How To Hack The Police
The hacker behind the Hacking Team breach has now published a video showing how he hacked a Catalan police department, encouraging others to follow suit. A screenshot above is from a promotional video for its Da Vinci tool. Screenshot

Hacking Team, the Italian spyware vendor that was hacked last year, claims the media coverage of the hack was “sensationalist,” and despite claims from cybersecurity experts of its demise, the company has managed to get its products back up and running.

Hacking Team CEO David Vincenzetti called the hacker, who leaked 400GB of data connecting the group to U.S. government agencies, a “vigilante” in a response to a post published last weekend by the hacker detailing how he accessed the company’s system, remained unnoticed for weeks and downloaded emails, files and source code before publishing it all on the internet.

The hacker, who goes by the name Phineas Fisher, remains anonymous but Vincenzetti warned that “multiple law enforcement investigations are underway in several countries. We hope that the vigilante’s barging about his work will lead to his swift arrest and prosecution.”

The hacker claims to have used a zero-day vulnerability — a previously unknown flaw in software — to first gain access to the company’s systems, but in his post — entitled Hack Back — he fails to give more details about the vulnerability as he says it has not yet been patched.

The hacker was able to remain inside the Hacking Team system for more than six weeks before downloading the huge trove of data that contained details of which governments and law enforcement agencies the company was working with, including the FBI, Drug Enforcement Agency and Department of Defense.

Hacking Team is one of a number of companies that specialize in finding — or buying — hardware and software vulnerabilities to utilize in their own surveillance tools that they sell to governments and law enforcement agencies. Hacking Team claims it sells only to organizations in countries approved by the United Nations. However, the leak revealed the company had been doing business with countries such as Sudan, which are on the U.N. blacklist, despite telling U.N. investigators it had no business relationship with the African country.
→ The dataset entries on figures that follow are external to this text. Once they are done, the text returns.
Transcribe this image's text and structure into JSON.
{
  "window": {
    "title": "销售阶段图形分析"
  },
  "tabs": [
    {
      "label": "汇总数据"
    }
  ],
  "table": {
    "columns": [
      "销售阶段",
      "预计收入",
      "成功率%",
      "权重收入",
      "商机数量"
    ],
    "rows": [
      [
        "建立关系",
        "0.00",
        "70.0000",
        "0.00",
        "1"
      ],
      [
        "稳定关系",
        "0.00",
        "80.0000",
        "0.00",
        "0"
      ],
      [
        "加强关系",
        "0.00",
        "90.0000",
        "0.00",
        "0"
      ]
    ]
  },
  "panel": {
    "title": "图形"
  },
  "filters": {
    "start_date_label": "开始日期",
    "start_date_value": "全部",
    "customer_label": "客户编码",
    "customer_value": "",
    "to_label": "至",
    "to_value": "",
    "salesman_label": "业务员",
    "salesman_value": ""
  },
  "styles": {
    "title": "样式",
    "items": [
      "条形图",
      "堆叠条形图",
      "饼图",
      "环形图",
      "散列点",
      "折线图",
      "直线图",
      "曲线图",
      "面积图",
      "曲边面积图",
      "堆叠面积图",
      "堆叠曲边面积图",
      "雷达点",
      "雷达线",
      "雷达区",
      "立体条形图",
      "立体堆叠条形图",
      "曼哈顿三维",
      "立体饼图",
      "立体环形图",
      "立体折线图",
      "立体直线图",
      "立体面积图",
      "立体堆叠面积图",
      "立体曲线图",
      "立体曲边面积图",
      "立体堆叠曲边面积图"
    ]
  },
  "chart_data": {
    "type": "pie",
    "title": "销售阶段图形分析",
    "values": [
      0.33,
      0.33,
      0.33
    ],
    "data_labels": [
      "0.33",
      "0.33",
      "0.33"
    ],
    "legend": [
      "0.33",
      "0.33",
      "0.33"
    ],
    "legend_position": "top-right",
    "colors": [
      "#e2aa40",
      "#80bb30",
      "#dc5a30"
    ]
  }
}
The portrayal of Hacking Team in the media is the result of publications being “desperate for sensational stories,” according to Vincenzetti, who said the same publications were ignoring the facts. “Criminals and terrorists today routinely use Internet secrecy and end-to-end encryption to rob, kill and terrorize whole populations,” Vincenzetti said. “Hacking Team provides a valuable tool that law enforcement and security agencies around the world use to keep citizens safe.”

In the post published over the weekend, the hacker claiming to be responsible for the attack on Hacking Team revealed the reasons behind the leak. “Hacking Team saw themselves as part of a long line of inspired Italian design. I see Vincenzetti, his company, his cronies in the police, Carabinieri, and government, as part of a long tradition of Italian fascism.”

The hacker says it took just one hacker 100 hours to undo years of work by a multimillion-dollar company. He encouraged other hackers to follow his lead. “Hacking gives the underdog a chance to fight and win.” To help other potential hackers, the post gives advice on what tools to use and how to go about targeting companies like Hacking Team.

However, despite the hacker’s claims to have undone years of work, the Italian company says it has been able to get its surveillance tool, known as Remote Control System, back online despite the source code being leaked. “Hacking Team has restored our lawful surveillance product and developed new cutting-edge tools,” Vincenzetti said. “At the same time, the company has overhauled and secured internal computer networks.”

When asked if the leak had led to a decline in business, a spokesperson for Hacking Team told International Business Times that as a private company it did not disclose customer numbers or revenues.